A confermarlo il presidente dell'Eurogruppo Jeroen Dijsselbloem, annunciando che è stata trovata l'intesa per preparare un accordo definitivo con la Grecia. "Un passo positivo", lo ha definito. Secondo Dijsselbloem, le misure che saranno prese dal Governo Tsipras riguarderanno -tra le altre cose- mercato del lavoro e fisco - l'attenzione, ha precisato, sara' spostata anche sulle misure sociali a sostegno della crescita e dell'occupazione. 'Non si parla di solaausterita'', ha tenuto a sottolineare, dopo che una fonte dell'esecutivo ellenico, nel confermare la ripresa dei negoziati sulla revisione del programma di bailout, aveva chiarito che questo non implicherà un solo euro in più di sacrifici.
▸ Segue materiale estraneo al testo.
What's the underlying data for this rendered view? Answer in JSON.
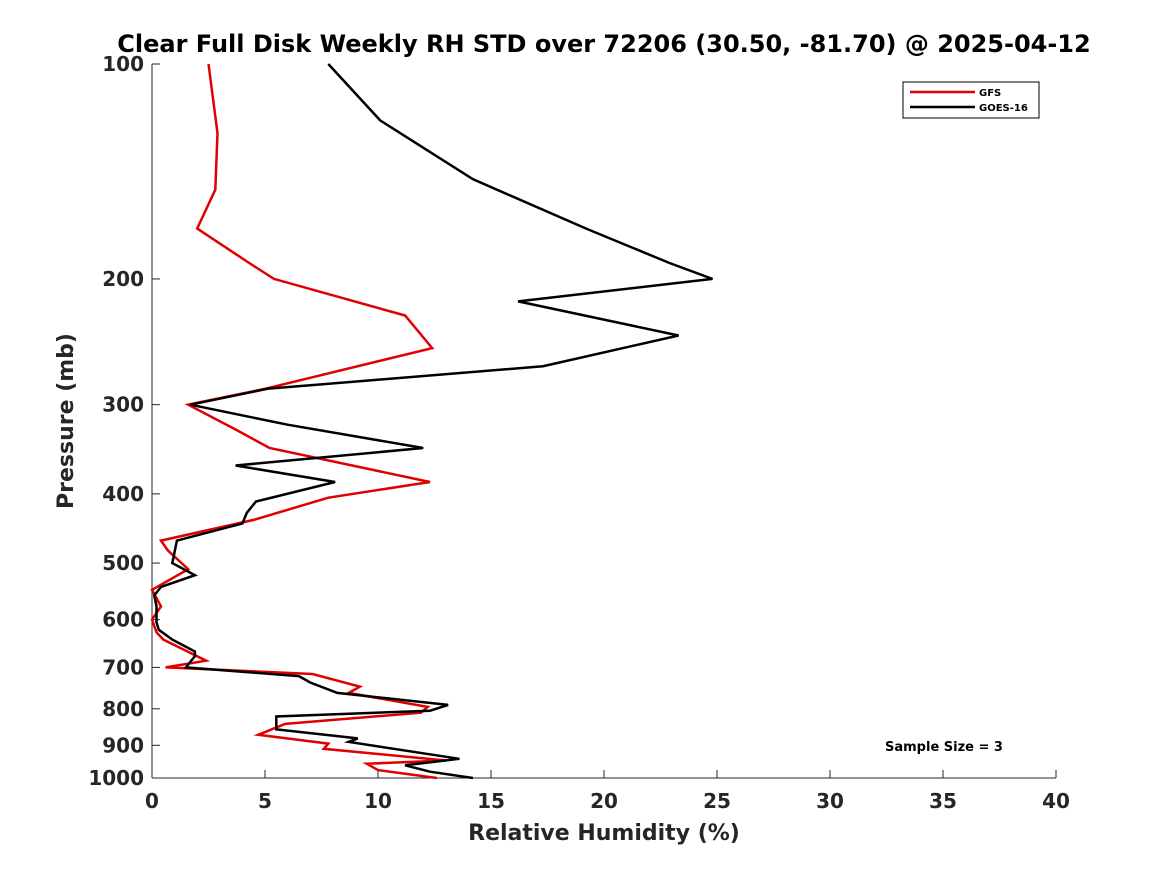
{
  "chart_data": {
    "type": "line",
    "title": "Clear Full Disk Weekly RH STD over 72206 (30.50, -81.70) @ 2025-04-12",
    "xlabel": "Relative Humidity (%)",
    "ylabel": "Pressure (mb)",
    "xlim": [
      0,
      40
    ],
    "ylim": [
      100,
      1000
    ],
    "yscale": "log",
    "y_reversed": true,
    "xticks": [
      0,
      5,
      10,
      15,
      20,
      25,
      30,
      35,
      40
    ],
    "yticks": [
      100,
      200,
      300,
      400,
      500,
      600,
      700,
      800,
      900,
      1000
    ],
    "grid": false,
    "legend_location": "top-right",
    "annotation": "Sample Size = 3",
    "series": [
      {
        "name": "GFS",
        "color": "#e00000",
        "points": [
          [
            2.5,
            100
          ],
          [
            2.9,
            125
          ],
          [
            2.8,
            150
          ],
          [
            2.0,
            170
          ],
          [
            4.3,
            190
          ],
          [
            5.4,
            200
          ],
          [
            11.2,
            225
          ],
          [
            12.4,
            250
          ],
          [
            5.0,
            285
          ],
          [
            1.6,
            300
          ],
          [
            3.7,
            325
          ],
          [
            5.2,
            345
          ],
          [
            12.3,
            385
          ],
          [
            7.8,
            405
          ],
          [
            4.5,
            435
          ],
          [
            0.4,
            465
          ],
          [
            0.7,
            480
          ],
          [
            1.6,
            510
          ],
          [
            0.0,
            545
          ],
          [
            0.4,
            575
          ],
          [
            0.0,
            600
          ],
          [
            0.2,
            625
          ],
          [
            0.5,
            640
          ],
          [
            2.4,
            685
          ],
          [
            0.6,
            700
          ],
          [
            7.1,
            715
          ],
          [
            9.2,
            745
          ],
          [
            8.7,
            760
          ],
          [
            12.2,
            795
          ],
          [
            11.9,
            810
          ],
          [
            5.9,
            840
          ],
          [
            4.7,
            870
          ],
          [
            7.8,
            895
          ],
          [
            7.6,
            910
          ],
          [
            13.0,
            945
          ],
          [
            9.5,
            955
          ],
          [
            10.0,
            975
          ],
          [
            12.6,
            1000
          ]
        ]
      },
      {
        "name": "GOES-16",
        "color": "#000000",
        "points": [
          [
            7.8,
            100
          ],
          [
            10.1,
            120
          ],
          [
            14.2,
            145
          ],
          [
            19.2,
            170
          ],
          [
            22.9,
            190
          ],
          [
            24.8,
            200
          ],
          [
            16.2,
            215
          ],
          [
            23.3,
            240
          ],
          [
            17.3,
            265
          ],
          [
            5.1,
            285
          ],
          [
            1.7,
            300
          ],
          [
            6.0,
            320
          ],
          [
            12.0,
            345
          ],
          [
            3.7,
            365
          ],
          [
            8.1,
            385
          ],
          [
            4.6,
            410
          ],
          [
            4.2,
            425
          ],
          [
            4.0,
            440
          ],
          [
            1.1,
            465
          ],
          [
            0.9,
            500
          ],
          [
            1.9,
            520
          ],
          [
            0.4,
            540
          ],
          [
            0.1,
            555
          ],
          [
            0.2,
            575
          ],
          [
            0.2,
            605
          ],
          [
            0.3,
            620
          ],
          [
            0.9,
            640
          ],
          [
            1.9,
            665
          ],
          [
            1.9,
            675
          ],
          [
            1.5,
            700
          ],
          [
            6.5,
            720
          ],
          [
            7.0,
            735
          ],
          [
            8.2,
            760
          ],
          [
            13.1,
            790
          ],
          [
            12.3,
            805
          ],
          [
            5.5,
            820
          ],
          [
            5.5,
            855
          ],
          [
            9.1,
            880
          ],
          [
            8.7,
            890
          ],
          [
            13.6,
            940
          ],
          [
            11.2,
            960
          ],
          [
            12.3,
            980
          ],
          [
            14.2,
            1000
          ]
        ]
      }
    ]
  }
}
Atene insomma ha accettato nuove riforme a partire dal 2019, a condizione che il loro impatto fiscale sia neutro. Il Commissario agli affari Economici Moscovici ha negato ogni ipotesi di Grexit e si è detto fiducioso sul ruolo attivo dell'Fmi. Ribadisce -il Ministro delle Finanze tedesco Schaeuble- che l'Fmi sarà a bordo, e che la Grecia deve diventare più competitiva, grazie alle riforme. I Ministri dell'Eurozona hanno infine rieletto Klaus Regling a capo del fondo salva-Stati Esm.

20/2/2017

Conti italiani e Grecia in primo piano all'Eurogruppo che si apre nel pomeriggio a Bruxelles. Per il Ministro dell'Economia Padoan la tappa europea non può arrivare in un momento peggiore, con un Governo fortemente indebolito dalle tensioni interne al PD.
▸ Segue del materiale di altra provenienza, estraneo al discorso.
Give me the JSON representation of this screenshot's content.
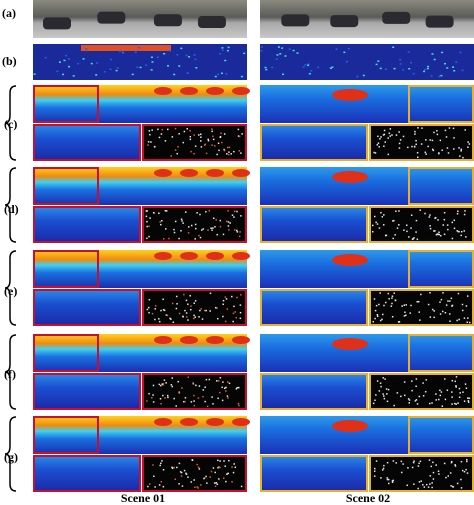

Padoan proverà a rassicurare i partner dell'Eurozona e lo stesso Commissario EuropeoMoscovici sul fatto che l'esecutivo italiano recupererà i 3.4 miliardi -sui quali Bruxelles non intende fare sconti- per raddrizzare i conti pubblici. Proprio la Commissione si prepara a pubblicare -dopodomani- il rapporto sul nostro debito, che certificherà uno scostamento non giustificato dagli obiettivi. Anche se Bruxelles, considerato il momento politicamente delicato sia a Roma sia in Europa, potrebbe non chiedere immediatamente l'apertura di una procedura di infrazione, regalando tempo utile allo stesso Padoan per sistemare le cose, concretizzando gli impegni -fin qui vaghi- rimbalzati da Roma a Bruxelles. E sulla Grecia si apre qualche spiraglio di ottimismo: il Ministro delle Finanze tedesco Schaeuble calma le acque, intervistato dalla televisione tedesca ARD: prima esprimendo fiducia, sul fatto che l'FMI parteciperà al terzo programma di aiuti, pari a 86 miliardi, in favore di Atene. Schaeuble non fa però retromarcia, sul sacro dogma del taglio del debito ellenico, che lo stesso FMI insiste nel chiedere: "non è previsto dal diritto europeo", taglia corto. Schaeuble smentisce anche di aver mai minacciato un'uscita della Grecia dall'Eurozona. Si limita a dire, con un tono che nasconde più di una minaccia: "se la Grecia non fa le riforme abbiamo un problema".